Ahí están. Secundarios de todas las novelas, de todas las películas que solo cuentan con ellos para que el chico bueno ligue con la más guapa mientras se toma un gin tonic.

 Sólo las novelas sucias y negras de Jamen M. Coin podían incluirlos como protagonistas. Solo un autor barato, envidiado, prohibido, infravalorado y odiado como James M. Coin podía hacer una obra tan inquietante como La Camarera, dura como un golpe en el estómago, sucia como un escupitajo y claustrofóbica  como las bodegas de un submarino.

 Ahí están. Esponjas, a su pesar, de todas las vidas, confidentes de todos los destinos que se apoyan en la barra pidiendo clemencia, escuchando desde el otro lado de la valla. Observadores en ese microcosmos que es todo bar.

“El café Comercial ha sido mi universidad” dice Juan Bohigues autor de Henry Miller en el metro, que ha pasado veinticuatro años de su vida en el Café Comercial de Madrid, sorbiendo historias que convierte en novelas tras robarle muchas horas al sueño. “Para mí el Comercial fue como un periscopio o como una azotea”.

 Me caen bien los camareros y cada vez valoro más la diversidad de esa especie.
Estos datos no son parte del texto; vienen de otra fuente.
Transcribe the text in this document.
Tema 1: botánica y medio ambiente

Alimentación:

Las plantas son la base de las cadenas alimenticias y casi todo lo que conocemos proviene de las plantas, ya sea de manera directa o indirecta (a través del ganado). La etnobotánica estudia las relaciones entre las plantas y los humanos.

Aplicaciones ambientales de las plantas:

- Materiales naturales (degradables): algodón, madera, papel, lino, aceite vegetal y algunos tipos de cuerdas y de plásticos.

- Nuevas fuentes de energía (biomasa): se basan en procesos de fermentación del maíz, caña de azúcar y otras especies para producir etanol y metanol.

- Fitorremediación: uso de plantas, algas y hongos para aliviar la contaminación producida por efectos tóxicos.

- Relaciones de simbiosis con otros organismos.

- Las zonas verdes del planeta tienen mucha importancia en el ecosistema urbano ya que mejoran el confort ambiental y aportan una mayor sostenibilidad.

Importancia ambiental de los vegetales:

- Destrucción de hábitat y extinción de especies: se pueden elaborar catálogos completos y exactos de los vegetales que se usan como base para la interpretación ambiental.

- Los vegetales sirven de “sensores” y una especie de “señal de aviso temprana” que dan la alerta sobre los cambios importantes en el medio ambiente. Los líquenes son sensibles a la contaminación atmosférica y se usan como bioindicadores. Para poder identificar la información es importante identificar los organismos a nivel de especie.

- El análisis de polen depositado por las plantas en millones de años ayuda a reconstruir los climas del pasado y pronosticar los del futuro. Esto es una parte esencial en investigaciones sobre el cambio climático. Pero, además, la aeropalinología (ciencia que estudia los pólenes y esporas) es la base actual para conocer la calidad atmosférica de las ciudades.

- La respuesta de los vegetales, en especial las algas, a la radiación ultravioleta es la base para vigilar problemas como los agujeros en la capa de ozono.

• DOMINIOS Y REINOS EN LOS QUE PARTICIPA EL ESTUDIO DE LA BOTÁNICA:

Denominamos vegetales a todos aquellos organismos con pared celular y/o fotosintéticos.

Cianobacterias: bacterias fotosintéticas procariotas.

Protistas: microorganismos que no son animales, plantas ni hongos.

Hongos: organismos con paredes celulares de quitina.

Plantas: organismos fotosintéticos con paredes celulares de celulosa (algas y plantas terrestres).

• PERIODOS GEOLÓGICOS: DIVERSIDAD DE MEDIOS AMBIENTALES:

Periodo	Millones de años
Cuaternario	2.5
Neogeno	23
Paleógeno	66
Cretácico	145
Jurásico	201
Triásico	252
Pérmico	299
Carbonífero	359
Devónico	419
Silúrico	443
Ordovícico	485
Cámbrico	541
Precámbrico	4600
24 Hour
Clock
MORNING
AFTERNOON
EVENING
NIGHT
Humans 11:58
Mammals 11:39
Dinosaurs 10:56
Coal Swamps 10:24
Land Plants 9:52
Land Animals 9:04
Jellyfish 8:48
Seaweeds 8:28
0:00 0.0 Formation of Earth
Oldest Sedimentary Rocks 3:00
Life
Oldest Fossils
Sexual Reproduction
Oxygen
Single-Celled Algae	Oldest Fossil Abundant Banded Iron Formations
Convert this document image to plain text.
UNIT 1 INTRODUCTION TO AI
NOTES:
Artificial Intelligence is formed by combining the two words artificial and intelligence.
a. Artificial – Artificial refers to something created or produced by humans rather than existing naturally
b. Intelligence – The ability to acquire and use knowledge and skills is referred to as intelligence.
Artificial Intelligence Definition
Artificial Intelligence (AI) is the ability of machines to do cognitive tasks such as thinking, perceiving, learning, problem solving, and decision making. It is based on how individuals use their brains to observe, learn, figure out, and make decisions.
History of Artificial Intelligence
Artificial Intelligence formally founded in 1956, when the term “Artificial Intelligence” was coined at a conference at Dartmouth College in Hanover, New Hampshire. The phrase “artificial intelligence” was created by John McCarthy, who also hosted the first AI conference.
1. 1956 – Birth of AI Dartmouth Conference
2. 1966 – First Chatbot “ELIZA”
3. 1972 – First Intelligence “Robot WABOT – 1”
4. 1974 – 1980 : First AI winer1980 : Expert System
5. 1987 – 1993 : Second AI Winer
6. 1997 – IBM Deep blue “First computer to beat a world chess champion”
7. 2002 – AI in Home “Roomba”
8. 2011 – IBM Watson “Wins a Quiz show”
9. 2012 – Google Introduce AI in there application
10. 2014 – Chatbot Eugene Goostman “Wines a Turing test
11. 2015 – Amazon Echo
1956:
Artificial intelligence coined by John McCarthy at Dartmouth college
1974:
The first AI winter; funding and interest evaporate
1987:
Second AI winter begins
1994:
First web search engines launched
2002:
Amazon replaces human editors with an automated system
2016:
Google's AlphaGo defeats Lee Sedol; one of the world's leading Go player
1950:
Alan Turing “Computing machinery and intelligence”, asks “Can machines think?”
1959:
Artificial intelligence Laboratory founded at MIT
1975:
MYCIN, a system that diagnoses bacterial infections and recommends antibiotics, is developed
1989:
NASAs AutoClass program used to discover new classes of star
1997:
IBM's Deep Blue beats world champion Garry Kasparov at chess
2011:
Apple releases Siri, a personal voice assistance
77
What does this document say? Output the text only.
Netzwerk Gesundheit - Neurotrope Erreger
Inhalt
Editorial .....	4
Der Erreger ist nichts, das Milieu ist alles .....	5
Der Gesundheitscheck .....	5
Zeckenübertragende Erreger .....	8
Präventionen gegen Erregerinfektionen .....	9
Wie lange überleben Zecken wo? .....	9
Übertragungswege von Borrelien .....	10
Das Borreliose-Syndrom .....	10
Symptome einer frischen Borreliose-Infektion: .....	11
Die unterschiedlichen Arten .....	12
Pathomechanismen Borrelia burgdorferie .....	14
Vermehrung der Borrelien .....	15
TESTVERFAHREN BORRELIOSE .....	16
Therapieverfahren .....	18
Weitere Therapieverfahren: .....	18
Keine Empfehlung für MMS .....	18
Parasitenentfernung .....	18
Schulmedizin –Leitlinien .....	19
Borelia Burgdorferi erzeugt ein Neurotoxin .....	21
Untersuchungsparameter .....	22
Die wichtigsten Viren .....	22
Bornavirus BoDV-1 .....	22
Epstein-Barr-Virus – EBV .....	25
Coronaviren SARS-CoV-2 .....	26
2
Los hay huraños y adustos hasta el desprecio, inaguantables para los nuevos señoritos que se creen el rey del mambo cuando salen de casa, otros, cercanos, sumisos hasta el empalago, temerosos de perder el empleo, pero todos grandes observadores de la vida con interesantes historias oídas o vividas desde esa azotea que es toda barra. Esperando que el escritor que llevan dentro se ponga manos a la obra.

 “Soy camarero y escritor” confiesa Daniel Jiménez, ganador del premio Dos Passos con su novela Cocaína al que le gusta la hostelería porque puede compaginarla mentalmente con la escritura “aunque hasta hace poco trabajaba cincuenta o cincuenta y cinco horas semanales como camarero y me costaba mucho escribir”.

 También Stephanie Danler, que ha publicado Dulceagrio basándose en su experiencia como camarera en distintos bares neoyorquinos durante quince años, no duda en afirmar que todos los camareros de Manhattan son una especie de superhéroes porque “además de mil habilidades físicas, son enciclopedias con pajarita”.

 Con pajarita o sin ella, los camareros de todas las latitudes son enciclopedias andantes, querida Stephanie,  y ya va siendo hora de que se les dé lo que se merecen, aunque me temo que nunca se saldará la deuda histórica que tenemos con estos superhéroes, con esos quijotes que se enfrentan cada día a los molinos de viento de nuestras soledades.

Ahí están. Sin vacaciones estivales, pero viajeros por el mundo. Por esos mundos que giran a su alrededor cada día y que ellos otean desde la barra. Las mejores vistas panorámicas del alma humana desde detrás de la barra. A su disposición y sin moverse del sitio.

 Ahí están. Los camareros. Enciclopedias andantes con una bandeja de mundos en la mano.